Purpose: Toward the advancement of physical literacy (PL) in the United States, the purpose of this dissertation was to operationalize the construct and work toward a foundational framework to which PL can be assessed. The purpose of Study 1 was to develop an operational conceptualization of PL via a modified Delphi approach. The purpose of Study 2 was to expand upon the findings from Study 1 by exploring adolescents' perceptions of PL using repertory grid analysis (RGA).

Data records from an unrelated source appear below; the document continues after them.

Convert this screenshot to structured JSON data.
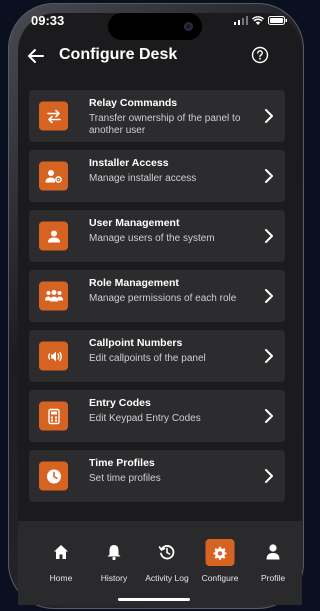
{
  "status_bar": {
    "time": "09:33"
  },
  "header": {
    "title": "Configure Desk"
  },
  "menu": [
    {
      "title": "Relay Commands",
      "subtitle": "Transfer ownership of the panel to another user",
      "icon": "transfer-arrows-icon"
    },
    {
      "title": "Installer Access",
      "subtitle": "Manage installer access",
      "icon": "user-gear-icon"
    },
    {
      "title": "User Management",
      "subtitle": "Manage users of the system",
      "icon": "user-icon"
    },
    {
      "title": "Role Management",
      "subtitle": "Manage permissions of each role",
      "icon": "users-group-icon"
    },
    {
      "title": "Callpoint Numbers",
      "subtitle": "Edit callpoints of the panel",
      "icon": "speaker-icon"
    },
    {
      "title": "Entry Codes",
      "subtitle": "Edit Keypad Entry Codes",
      "icon": "keypad-icon"
    },
    {
      "title": "Time Profiles",
      "subtitle": "Set time profiles",
      "icon": "clock-icon"
    }
  ],
  "bottom_nav": [
    {
      "label": "Home",
      "icon": "home-icon",
      "active": false
    },
    {
      "label": "History",
      "icon": "bell-icon",
      "active": false
    },
    {
      "label": "Activity Log",
      "icon": "history-icon",
      "active": false
    },
    {
      "label": "Configure",
      "icon": "gear-icon",
      "active": true
    },
    {
      "label": "Profile",
      "icon": "profile-icon",
      "active": false
    }
  ],
  "colors": {
    "accent": "#d76322",
    "card": "#2c2c2e",
    "background": "#1b1b1d"
  }
}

Methods: Study 1 used a sequential, mixed methods design. Participants (N=22) were national and international PL academics with peer-reviewed publications on PL or identified by professional organizations as the PL expert. The Delphi employed two rounds of data collection. The first round was an open-ended questionnaire, analyzed qualitatively. The second round was a questionnaire with Likert scale rating based upon the results of the first round. Study 2 also employed a mixed-methods design. Participants (N=17) were a convenient sample of adolescents (ages 14-17) in U.S. high schools. A structured interview protocol was used to collect data in line with established RGA methodology. The interview included (a) polarized questions regarding participants' activity preferences (i.e., most/least favorite), choices (i.e., choose most/least often), and ideal (i.e., haven';t tried but would/wouldn't try); (b) triadic elicitation (i.e., compare/contrast) of activities; (c) semantic and opposite identification; (d) rating activities on 6-point personalized scale. Elements (i.e., activities) and constructs (i.e., perceptions of activity) were analyzed with frequency count, descriptive statistics and qualitatively analysis.

Results: For Study 1, qualitative analysis revealed two overarching themes: PL is and PL is not. Within the theme of PL is, three subthemes emerged: autonomous application of movement, cognition, and response to adversity. Within the theme of PL is not there were two subthemes: determinants/outcomes of PL and determinants of physical activity (PA).

For Study 2, a total of 88 elements and 123 constructs were identified. Constructs were organized into 23 construct categories. The most elicited construct category was active (i.e., participants' perceived energy exertion). Participants preferred engaging in activities favored in the construct categories of familiarity (i.e., perceived comfort), identification (i.e., perceived suitableness), enjoyment (i.e., perceived fun) and activity competence (i.e., perceived good/bad at activity). In the element category PA choice, participants highly favored familiarity, activity competence, enjoyment and outcomes (i.e., perceived benefit). In the element category PA ideal, participants favored the construct category freedom (i.e., perceived level of control).

Discussion/Conclusion: Overall, the results of this dissertation support an operational conceptualization of PL as an autonomous application of movement, constructed by the individual's conception of movement and response to adversity. Study 2 built upon Study 1, exploring adolescent perceptions on what activities they choose to engage in / refrain from and why they choose to engage or refrain from PA. The results of Study 2 show emerging evidence of adolescents' PL profiles, allowing future research to build upon this framework and establish an evidence-based PL assessment that is inclusive of all abilities and non-contextual in relation to age, skill, or location among U.S. high school students.